Dans les villages, l’arbre formait une véritable école à ciel ouvert. On s’y asseyait pour parler des récoltes, des naissances, de la pluie espérée. Les enfants y apprenaient la mesure du temps – la pousse d’un rameau, la chute des feuilles, le retour des oiseaux. De cette école silencieuse est née une culture végétale : façons de tailler, d’éclaircir, d’échelonner la fructification.

Aujourd’hui, ateliers et balades renouent avec cette pédagogie sensible : toucher l’écorce, écouter le vent, lever les yeux vers la canopée. Sapè, vede, rispettà : savoir, voir, respecter.

A legge di prutezzione

Un arbre remarquable peut être protégé par la loi de 1930 sur les monuments naturels. Mais la meilleure protection demeure l’attention quotidienne : éviter les tassements de sol, les tailles brutales, le feu trop proche, l’ancrage de structures dans le bois vivant. La protection, c’est aussi la transmission : raconter l’arbre, expliquer son rôle écologique (ombre, fraîcheur, refuge, continuité des sols), et affirmer sa valeur patrimoniale autant que paysagère.

Balagna : amparà à vede

Au printemps, à Aregnu, une balade du Green Orizonte Festival, guidée par le jardinier paysagiste Ruben Galletta et l’ethnobotaniste Geneviève Michon, proposa d’« apprendre à voir » . Ici, l’olivier règne, souvent taillé en trogne pour rajeunir le coeur de l’arbre, nourrir chèvres et moutons, offrir du bois, et repartir de plus belle.
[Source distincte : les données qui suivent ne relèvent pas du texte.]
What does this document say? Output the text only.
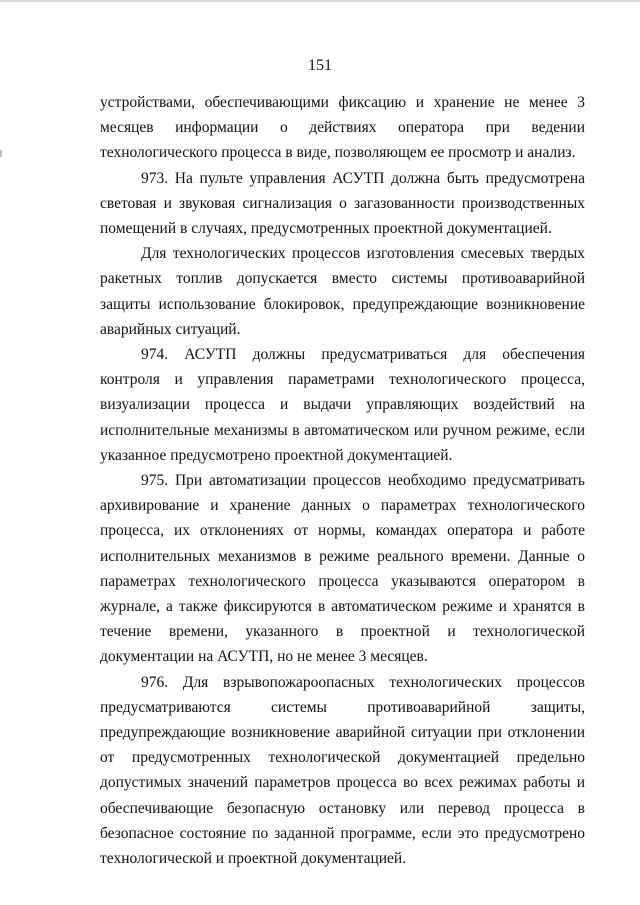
151

устройствами, обеспечивающими фиксацию и хранение не менее 3 месяцев информации о действиях оператора при ведении технологического процесса в виде, позволяющем ее просмотр и анализ.

973. На пульте управления АСУТП должна быть предусмотрена световая и звуковая сигнализация о загазованности производственных помещений в случаях, предусмотренных проектной документацией.

Для технологических процессов изготовления смесевых твердых ракетных топлив допускается вместо системы противоаварийной защиты использование блокировок, предупреждающие возникновение аварийных ситуаций.

974. АСУТП должны предусматриваться для обеспечения контроля и управления параметрами технологического процесса, визуализации процесса и выдачи управляющих воздействий на исполнительные механизмы в автоматическом или ручном режиме, если указанное предусмотрено проектной документацией.

975. При автоматизации процессов необходимо предусматривать архивирование и хранение данных о параметрах технологического процесса, их отклонениях от нормы, командах оператора и работе исполнительных механизмов в режиме реального времени. Данные о параметрах технологического процесса указываются оператором в журнале, а также фиксируются в автоматическом режиме и хранятся в течение времени, указанного в проектной и технологической документации на АСУТП, но не менее 3 месяцев.

976. Для взрывопожароопасных технологических процессов предусматриваются системы противоаварийной защиты, предупреждающие возникновение аварийной ситуации при отклонении от предусмотренных технологической документацией предельно допустимых значений параметров процесса во всех режимах работы и обеспечивающие безопасную остановку или перевод процесса в безопасное состояние по заданной программе, если это предусмотрено технологической и проектной документацией.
Chaque trogne est un livre ouvert : cicatrices de sécheresse, repousses après gel, traces d’anciens greffes. Les arbres parlent du travail, des étés sans eau, des feux traversés, des bergers qui cherchèrent l’ombre. Et les plantes que l’on dit « invasives » racontent elles aussi quelque chose : adaptation, réparation des sols, retour de la vie après le chaos. La balade devient leçon d’humilité : le vivant n’est pas immobile, il négocie sans cesse.

L’Arburacellu, u saviu milleniu

Dans l’Alta Rocca, l’Arburacellu – un chêne vert monumental de Pianellu – domine la vallée comme un patriarche. On lui prête plus de mille ans, peut-être davantage. Huit mètres de circonférence, des branches qui semblent porter le ciel : l’arbre impose silence et respect. L’Arburacellu fut abri pour les bergers, cache pour les résistants, sanctuaire pour les prières. Des légendes disent qu’il apaise les esprits fatigués ; que s’asseoir à son pied rend courage et clarté. Aujourd’hui protégé, il appelle surtout à la douceur : ne pas graver l’écorce, ne pas compacter le sol, rester à distance de ses racines. Être invité, non propriétaire.

Solii, castagni è altri culossi

Sur les plages de Palombaggia, les genévriers sculptés par le vent dessinent des arabesques sèches et puissantes. Ils paraissent immobiles, et pourtant ils gagnent un millimètre de monde chaque année. Le regard apprend ici la lenteur. En Castagniccia, les châtaigniers séculaires rappellent l’économie de la farine, les fêtes, les veillées. Dans les vallées, de vieux ormes veillent sur les places où l’on délibérait jadis. Chaque arbre remarquable, qu’il soit de maquis, de rivage ou de forêts hautes, est un chapitre de l’île : il relie terre, travail et temps.

Scienza è puesia

L’inventaire mêle rigueur et poésie. Rigoureux, parce qu’il mesure, compare, documente. Poétique, parce qu’il accepte ce qui ne se mesure pas : l’émotion. On peut noter une circonférence, dater une cavité, reconnaître une essence. Mais nul instrument ne saisit ce sentiment qui saisit lorsque, au détour d’un sentier, se dresse une présence. C’est pourtant ce double mouvement – science et poésie – qui fonde la valeur patrimoniale.

Di pettu à u clima chì cambia

Dans un climat qui se réchauffe et s’assèche, les arbres remarquables deviennent sentinelles. Ils indiquent les stress hydriques, la montée des risques d’incendie, l’arrivée de pathogènes. Les protéger, c’est garder la mémoire et préparer l’avenir : ombrer les sols, préserver l’humidité, soigner les haies, relier les boisements. L’arbre remarquable n’est pas une relique ; il est actuel, utile, vivant.

A partecipazione di tutti

Le réseau s’enrichit des signalements venus du terrain : un tilleul sur une place, un pin laricio sur une crête, un olivier creux qui abrite chouettes et lérots. Un formulaire, quelques photos, des coordonnées, et l’histoire commence. La commission examine, retourne sur site, vérifie. Parfois, l’arbre n’est pas « remarquable » au sens strict ; il demeure pourtant précieux pour le quartier. L’inventaire apprend aussi la nuance.